Alaska is at risk of tsunami, scientists say
Scientists say that a catastrophic tsunami could occur off the coast of Alaska similar to the huge tsunami that killed many people in Japan in 2011 following a 9.0 magnitude quake. They have now found that there are signals for a similar earthquake off the coast of Alaska, resulting in a dangerous tsunami that could devastate parts of the state and reach southerly parts of North America, Hawaii and beyond.
In a study published in the journal Nature Geoscience, researchers at Columbia University’s Lamont-Doherty Earth Observatory created new, detailed maps of an area of the seafloor off Alaska called the Shumagin Gap. This is a creeping subduction zone at the end of the Alaska Peninsula, 600 miles from Anchorage.
The discovery “suggests this part of Alaska is particularly prone to tsunami generation,” said seismologist Anne Bécel of Columbia University’s Lamont-Doherty Earth Observatory, who led the study. “The possibility that such features are widespread is of global significance.” In addition to Alaska, she said, waves could hit more southerly North American coasts, Hawaii and other parts of the Pacific.
Tsunamis can occur as giant plates of ocean crust dive under adjoining continental crust, a process called subduction. Some plates get stuck for decades or centuries and tension builds, until they suddenly slip by each other.
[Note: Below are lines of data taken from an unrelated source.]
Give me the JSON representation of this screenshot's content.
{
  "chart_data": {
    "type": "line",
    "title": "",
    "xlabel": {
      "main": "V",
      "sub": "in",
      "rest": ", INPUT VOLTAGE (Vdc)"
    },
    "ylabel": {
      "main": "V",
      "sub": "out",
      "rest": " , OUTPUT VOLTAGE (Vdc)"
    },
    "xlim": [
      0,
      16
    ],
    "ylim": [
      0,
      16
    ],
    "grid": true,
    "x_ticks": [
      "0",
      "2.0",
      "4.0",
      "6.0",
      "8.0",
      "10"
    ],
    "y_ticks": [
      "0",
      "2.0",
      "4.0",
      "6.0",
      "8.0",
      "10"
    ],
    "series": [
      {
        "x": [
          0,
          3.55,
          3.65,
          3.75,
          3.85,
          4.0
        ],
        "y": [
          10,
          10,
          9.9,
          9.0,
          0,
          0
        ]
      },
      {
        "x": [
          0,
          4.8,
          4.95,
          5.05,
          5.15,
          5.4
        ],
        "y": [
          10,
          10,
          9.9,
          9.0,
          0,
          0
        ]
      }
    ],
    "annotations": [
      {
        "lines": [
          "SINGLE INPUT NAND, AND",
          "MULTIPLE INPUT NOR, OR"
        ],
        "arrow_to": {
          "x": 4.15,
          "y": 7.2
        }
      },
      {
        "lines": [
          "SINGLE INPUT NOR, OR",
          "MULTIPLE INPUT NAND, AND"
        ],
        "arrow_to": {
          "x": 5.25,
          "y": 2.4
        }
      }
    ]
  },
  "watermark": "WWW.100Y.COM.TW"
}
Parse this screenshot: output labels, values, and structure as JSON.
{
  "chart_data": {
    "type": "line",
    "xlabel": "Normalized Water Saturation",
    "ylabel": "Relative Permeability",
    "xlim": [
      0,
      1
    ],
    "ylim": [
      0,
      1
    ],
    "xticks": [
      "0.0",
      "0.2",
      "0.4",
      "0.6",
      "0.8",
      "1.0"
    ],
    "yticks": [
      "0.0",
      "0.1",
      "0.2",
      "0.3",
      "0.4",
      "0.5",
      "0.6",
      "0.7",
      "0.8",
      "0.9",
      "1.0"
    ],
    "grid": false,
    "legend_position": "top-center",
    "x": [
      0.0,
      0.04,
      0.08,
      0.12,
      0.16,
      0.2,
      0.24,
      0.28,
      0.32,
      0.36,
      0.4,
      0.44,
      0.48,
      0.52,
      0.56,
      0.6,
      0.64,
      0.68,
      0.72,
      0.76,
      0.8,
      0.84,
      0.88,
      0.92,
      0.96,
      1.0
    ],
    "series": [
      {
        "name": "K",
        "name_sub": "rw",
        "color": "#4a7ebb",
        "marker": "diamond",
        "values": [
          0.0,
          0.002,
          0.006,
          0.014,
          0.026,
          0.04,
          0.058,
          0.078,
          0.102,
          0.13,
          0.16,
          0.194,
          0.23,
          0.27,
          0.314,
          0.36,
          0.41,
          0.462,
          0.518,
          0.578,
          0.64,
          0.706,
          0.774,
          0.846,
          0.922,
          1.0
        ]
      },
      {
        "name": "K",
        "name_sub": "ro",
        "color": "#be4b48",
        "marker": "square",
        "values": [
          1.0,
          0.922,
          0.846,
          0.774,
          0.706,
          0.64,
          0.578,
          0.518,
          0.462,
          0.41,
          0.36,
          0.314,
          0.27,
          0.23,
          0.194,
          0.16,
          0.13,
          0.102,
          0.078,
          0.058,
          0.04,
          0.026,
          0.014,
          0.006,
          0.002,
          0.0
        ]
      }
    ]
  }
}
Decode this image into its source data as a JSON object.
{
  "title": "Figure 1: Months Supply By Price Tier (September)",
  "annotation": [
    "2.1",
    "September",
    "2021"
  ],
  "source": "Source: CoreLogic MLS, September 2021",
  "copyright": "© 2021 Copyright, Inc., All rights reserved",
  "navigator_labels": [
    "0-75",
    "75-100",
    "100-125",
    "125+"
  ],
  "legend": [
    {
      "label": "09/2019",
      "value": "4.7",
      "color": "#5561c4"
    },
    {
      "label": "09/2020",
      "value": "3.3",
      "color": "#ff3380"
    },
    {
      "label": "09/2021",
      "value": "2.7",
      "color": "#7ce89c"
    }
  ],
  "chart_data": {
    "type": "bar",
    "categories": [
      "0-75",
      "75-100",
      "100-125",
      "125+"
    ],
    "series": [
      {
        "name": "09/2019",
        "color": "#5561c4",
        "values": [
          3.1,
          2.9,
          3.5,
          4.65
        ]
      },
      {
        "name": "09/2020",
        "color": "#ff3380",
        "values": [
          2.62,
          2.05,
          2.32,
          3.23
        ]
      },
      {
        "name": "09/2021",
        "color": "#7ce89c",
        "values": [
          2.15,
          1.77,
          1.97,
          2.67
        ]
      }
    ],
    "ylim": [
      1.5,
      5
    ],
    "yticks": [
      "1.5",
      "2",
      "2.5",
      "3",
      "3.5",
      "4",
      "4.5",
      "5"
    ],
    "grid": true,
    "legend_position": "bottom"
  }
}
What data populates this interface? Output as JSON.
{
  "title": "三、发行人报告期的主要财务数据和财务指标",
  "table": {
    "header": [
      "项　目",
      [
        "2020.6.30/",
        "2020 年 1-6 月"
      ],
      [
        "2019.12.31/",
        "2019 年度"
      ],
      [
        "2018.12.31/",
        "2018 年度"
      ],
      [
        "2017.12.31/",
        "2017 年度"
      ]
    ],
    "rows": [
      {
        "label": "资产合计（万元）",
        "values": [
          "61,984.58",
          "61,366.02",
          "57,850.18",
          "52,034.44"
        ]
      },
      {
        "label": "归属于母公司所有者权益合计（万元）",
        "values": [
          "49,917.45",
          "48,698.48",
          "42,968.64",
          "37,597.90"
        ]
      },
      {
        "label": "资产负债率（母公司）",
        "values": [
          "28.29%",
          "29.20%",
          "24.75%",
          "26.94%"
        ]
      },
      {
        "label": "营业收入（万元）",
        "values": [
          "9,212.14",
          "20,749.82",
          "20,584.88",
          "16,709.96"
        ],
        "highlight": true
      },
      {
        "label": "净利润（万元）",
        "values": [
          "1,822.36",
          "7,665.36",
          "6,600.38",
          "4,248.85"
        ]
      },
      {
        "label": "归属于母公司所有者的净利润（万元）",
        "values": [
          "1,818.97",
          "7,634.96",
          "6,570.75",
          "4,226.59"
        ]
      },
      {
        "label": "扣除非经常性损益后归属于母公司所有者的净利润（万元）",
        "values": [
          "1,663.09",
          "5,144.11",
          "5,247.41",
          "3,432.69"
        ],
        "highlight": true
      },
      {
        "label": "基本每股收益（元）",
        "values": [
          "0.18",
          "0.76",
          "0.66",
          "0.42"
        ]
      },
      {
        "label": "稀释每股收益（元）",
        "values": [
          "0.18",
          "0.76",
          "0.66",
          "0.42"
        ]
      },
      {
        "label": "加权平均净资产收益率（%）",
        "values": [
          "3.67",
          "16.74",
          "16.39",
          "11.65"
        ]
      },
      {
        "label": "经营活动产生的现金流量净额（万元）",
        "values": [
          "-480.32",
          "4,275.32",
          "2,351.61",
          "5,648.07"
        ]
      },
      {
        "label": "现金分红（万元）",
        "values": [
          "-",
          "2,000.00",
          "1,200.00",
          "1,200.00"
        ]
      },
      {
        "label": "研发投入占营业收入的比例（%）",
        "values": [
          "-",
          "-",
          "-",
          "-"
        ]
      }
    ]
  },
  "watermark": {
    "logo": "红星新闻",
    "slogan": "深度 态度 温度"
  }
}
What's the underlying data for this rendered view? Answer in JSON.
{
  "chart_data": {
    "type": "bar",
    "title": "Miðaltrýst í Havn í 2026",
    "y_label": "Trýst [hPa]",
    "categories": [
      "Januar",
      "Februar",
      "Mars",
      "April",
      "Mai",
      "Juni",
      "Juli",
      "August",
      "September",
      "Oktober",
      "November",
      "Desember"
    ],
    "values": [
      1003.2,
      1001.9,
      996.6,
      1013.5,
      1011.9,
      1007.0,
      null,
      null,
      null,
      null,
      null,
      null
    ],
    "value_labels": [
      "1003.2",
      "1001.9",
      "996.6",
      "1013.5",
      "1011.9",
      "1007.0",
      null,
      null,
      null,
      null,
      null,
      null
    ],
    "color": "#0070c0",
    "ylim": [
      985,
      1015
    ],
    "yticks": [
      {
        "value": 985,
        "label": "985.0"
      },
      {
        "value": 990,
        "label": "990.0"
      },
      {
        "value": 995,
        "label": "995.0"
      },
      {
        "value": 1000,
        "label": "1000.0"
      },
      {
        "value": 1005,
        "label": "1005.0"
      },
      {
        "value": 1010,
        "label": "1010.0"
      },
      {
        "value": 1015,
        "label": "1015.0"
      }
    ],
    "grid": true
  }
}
This produces a big earthquake, and the ocean floor may jump up or down like a released spring. That motion transfers to the overlying water, creating a surface wave.
The 2011 Japan tsunami was a surprise, because it came partly on a “creeping” segment of seafloor, where the plates move steadily, releasing tension in frequent small quakes that should prevent a big one from building. But researchers are now recognizing it may not always work that way. Off Japan, part of the leading edge of the overriding continental plate had become somewhat detached from the main mass.
When a relatively modest quake dislodged this detached wedge, it jumped, unleashing a wave that topped 130 feet in places. The telltale sign of danger, in retrospect: a fault in the seafloor that demarcated the detached section’s boundary landward of the “trench,” the zone where the two plates initially meet. The fault had been known to exist, but no one had understood what it meant.
The researchers in the new study have now mapped a similar system in the Shumagin Gap, a creeping subduction zone near the end of the Alaska Peninsula some 600 miles from Anchorage.